Esto implica, tal y como explicó la conselleira, que los tres Rectorados pongan en común cuestiones como los modelos de examen, la viabilidad de que las evaluaciones sean virtuales o las alternativas que se pueden ofrecer al alumnado, para conseguir medidas con un alto grado de coincidencia. Asimismo, se les recordó a los rectores que se pueden emplear los meses de julio y septiembre completos para las pruebas de evaluación; evitando en cualquiera caso la acumulación y la saturación de los estudiantes en una situación que es totalmente nueva para ellos.
Pomar explicó que, de la misma manera que en la docencia no universitaria, el principio general de las materias del segundo cuatrimestre debería ser flexibilizar, aumentando las posibilidades de elección del estudiantado. Es necesario, además, que el profesorado y los departamentos tengan en cuenta a la hora de evaluar los contenidos impartidos y explicados presencialmente en las aulas, con el fin de buscar un equilibrio y evitar que los estudiantes se vean perjudicados por las consecuencias derivadas de la suspensión de las clases.
La conselleira se interesó también por el desarrollo de la teledocencia y de su ajuste a las Instrucciones de la Secretaría General de Universidades de aseguramiento de la calidad de la docencia no presencial en las universidades del SUG. Además, recordó que la fecha máxima de envío a la Consellería y a la ACSUG de las modificaciones de guías docentes es el 6 de mayo.

ABAU

Por otra parte se informó a los tres rectores de que, en la línea de evitar que el alumnado se vea perjudicado por la actual situación, la Consellería acaba de solicitarle a la Comisión Interuniversitaria de Galicia (CIUG) que flexibilice aún más los modelos de examen para la ABAU que elaboró cómo primera propuesta.
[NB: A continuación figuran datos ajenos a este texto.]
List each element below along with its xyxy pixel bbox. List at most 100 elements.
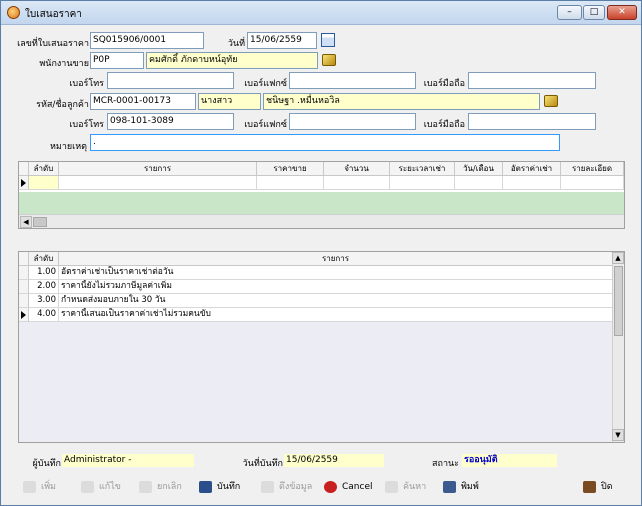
scroll-down-icon[interactable]: ▼: [612, 429, 624, 441]
phone-field[interactable]: [107, 72, 234, 89]
add-button-label: เพิ่ม: [41, 482, 56, 492]
quotation-window: ใบเสนอราคา – □ ✕ เลขที่ใบเสนอราคา SQ0159…: [0, 0, 642, 506]
fetch-button-label: ดึงข้อมูล: [279, 482, 313, 492]
items-cell-unit[interactable]: [455, 176, 503, 190]
items-header-unit[interactable]: วัน/เดือน: [455, 162, 503, 176]
items-header-corner: [19, 162, 29, 176]
items-header-qty[interactable]: จำนวน: [324, 162, 390, 176]
items-h-scrollbar[interactable]: ◀: [19, 214, 624, 228]
items-row-marker: [19, 176, 29, 190]
terms-cell-no[interactable]: 3.00: [29, 294, 59, 308]
scroll-left-icon[interactable]: ◀: [20, 216, 32, 228]
items-cell-price[interactable]: [257, 176, 324, 190]
items-header-detail[interactable]: รายละเอียด: [561, 162, 624, 176]
terms-row-marker: [19, 266, 29, 280]
date-field[interactable]: 15/06/2559: [247, 32, 317, 49]
items-cell-item[interactable]: [59, 176, 257, 190]
cancel-doc-icon: [139, 481, 152, 493]
note-label: หมายเหตุ: [49, 142, 87, 152]
terms-row-marker: [19, 280, 29, 294]
record-date-value: 15/06/2559: [284, 454, 384, 467]
close-button[interactable]: ปิด: [581, 476, 613, 498]
terms-grid: ลำดับ รายการ 1.00 อัตราค่าเช่าเป็นราคาเช…: [18, 251, 625, 443]
customer-label: รหัส/ชื่อลูกค้า: [36, 100, 89, 110]
add-icon: [23, 481, 36, 493]
state-value: รออนุมัติ: [462, 454, 557, 467]
print-button[interactable]: พิมพ์: [441, 476, 479, 498]
customer-phone-field[interactable]: 098-101-3089: [107, 113, 234, 130]
items-cell-rate[interactable]: [503, 176, 561, 190]
record-date-label: วันที่บันทึก: [242, 459, 283, 469]
state-label: สถานะ: [432, 459, 459, 469]
customer-mobile-field[interactable]: [468, 113, 596, 130]
app-icon: [7, 6, 20, 19]
terms-cell-text[interactable]: ราคานี้ยังไม่รวมภาษีมูลค่าเพิ่ม: [59, 280, 613, 294]
items-cell-no[interactable]: [29, 176, 59, 190]
add-button[interactable]: เพิ่ม: [21, 476, 56, 498]
binoculars-icon: [385, 481, 398, 493]
calendar-icon[interactable]: [321, 33, 335, 47]
save-icon: [199, 481, 212, 493]
fetch-button[interactable]: ดึงข้อมูล: [259, 476, 312, 498]
items-total-band: [19, 192, 624, 214]
printer-icon: [443, 481, 456, 493]
salesman-code-field[interactable]: P0P: [90, 52, 144, 69]
terms-v-scroll-thumb[interactable]: [614, 266, 623, 336]
items-grid: ลำดับ รายการ ราคาขาย จำนวน ระยะเวลาเช่า …: [18, 161, 625, 229]
terms-cell-no[interactable]: 2.00: [29, 280, 59, 294]
search-button[interactable]: ค้นหา: [383, 476, 426, 498]
quote-no-label: เลขที่ใบเสนอราคา: [17, 39, 89, 49]
terms-cell-text[interactable]: อัตราค่าเช่าเป็นราคาเช่าต่อวัน: [59, 266, 613, 280]
items-header-period[interactable]: ระยะเวลาเช่า: [390, 162, 455, 176]
salesman-lookup-icon[interactable]: [322, 54, 336, 66]
customer-name-field: ชนิษฐา .หมื่นหอวิล: [263, 93, 540, 110]
print-button-label: พิมพ์: [461, 482, 479, 492]
items-cell-period[interactable]: [390, 176, 455, 190]
terms-cell-no[interactable]: 1.00: [29, 266, 59, 280]
fax-field[interactable]: [289, 72, 416, 89]
cancel-icon: [324, 481, 337, 493]
fax-label: เบอร์แฟกซ์: [244, 79, 287, 89]
terms-cell-text[interactable]: ราคานี้เสนอเป็นราคาค่าเช่าไม่รวมคนขับ: [59, 308, 613, 322]
customer-lookup-icon[interactable]: [544, 95, 558, 107]
terms-header-item[interactable]: รายการ: [59, 252, 613, 266]
terms-v-scrollbar[interactable]: ▲ ▼: [612, 252, 624, 442]
save-button[interactable]: บันทึก: [197, 476, 240, 498]
recorder-label: ผู้บันทึก: [32, 459, 61, 469]
customer-title-field: นางสาว: [198, 93, 261, 110]
minimize-button[interactable]: –: [557, 5, 582, 20]
salesman-name-field: คมศักดิ์ ภักดาบหน์อุทัย: [146, 52, 318, 69]
close-window-button[interactable]: ✕: [607, 5, 637, 20]
terms-cell-no[interactable]: 4.00: [29, 308, 59, 322]
cancel-doc-button-label: ยกเลิก: [157, 482, 182, 492]
terms-row-marker: [19, 294, 29, 308]
customer-fax-label: เบอร์แฟกซ์: [244, 120, 287, 130]
close-button-label: ปิด: [601, 482, 613, 492]
quote-no-field[interactable]: SQ015906/0001: [90, 32, 204, 49]
search-button-label: ค้นหา: [403, 482, 427, 492]
edit-icon: [81, 481, 94, 493]
scroll-up-icon[interactable]: ▲: [612, 252, 624, 264]
date-label: วันที่: [227, 39, 245, 49]
items-header-rate[interactable]: อัตราค่าเช่า: [503, 162, 561, 176]
terms-header-no[interactable]: ลำดับ: [29, 252, 59, 266]
items-header-no[interactable]: ลำดับ: [29, 162, 59, 176]
items-header-price[interactable]: ราคาขาย: [257, 162, 324, 176]
title-bar: ใบเสนอราคา – □ ✕: [1, 1, 641, 25]
items-cell-detail[interactable]: [561, 176, 624, 190]
cancel-doc-button[interactable]: ยกเลิก: [137, 476, 182, 498]
items-cell-qty[interactable]: [324, 176, 390, 190]
maximize-button[interactable]: □: [583, 5, 605, 20]
terms-cell-text[interactable]: กำหนดส่งมอบภายใน 30 วัน: [59, 294, 613, 308]
window-title: ใบเสนอราคา: [25, 9, 82, 20]
customer-code-field[interactable]: MCR-0001-00173: [90, 93, 196, 110]
mobile-field[interactable]: [468, 72, 596, 89]
items-h-scroll-thumb[interactable]: [33, 217, 47, 227]
terms-header-corner: [19, 252, 29, 266]
note-field[interactable]: .: [90, 134, 560, 151]
items-header-item[interactable]: รายการ: [59, 162, 257, 176]
edit-button[interactable]: แก้ไข: [79, 476, 121, 498]
cancel-button[interactable]: Cancel: [322, 476, 373, 498]
save-button-label: บันทึก: [217, 482, 241, 492]
customer-fax-field[interactable]: [289, 113, 416, 130]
En este sentido, el departamento educativo de la Xunta de Galicia apuesta por la mayor opcionalidad posible, dentro de un tipo de ejercicios similar al que se venía realizando.
Hace falta señalar que esta es la línea sugerida por el Ministerio y que van a seguir otras Comunidades Autónomas. No ajustarse a ella supondría someter el alumnado gallego a un nivel de exigencia mayor que lo puede perjudicar en el acceso a determinadas titulaciones.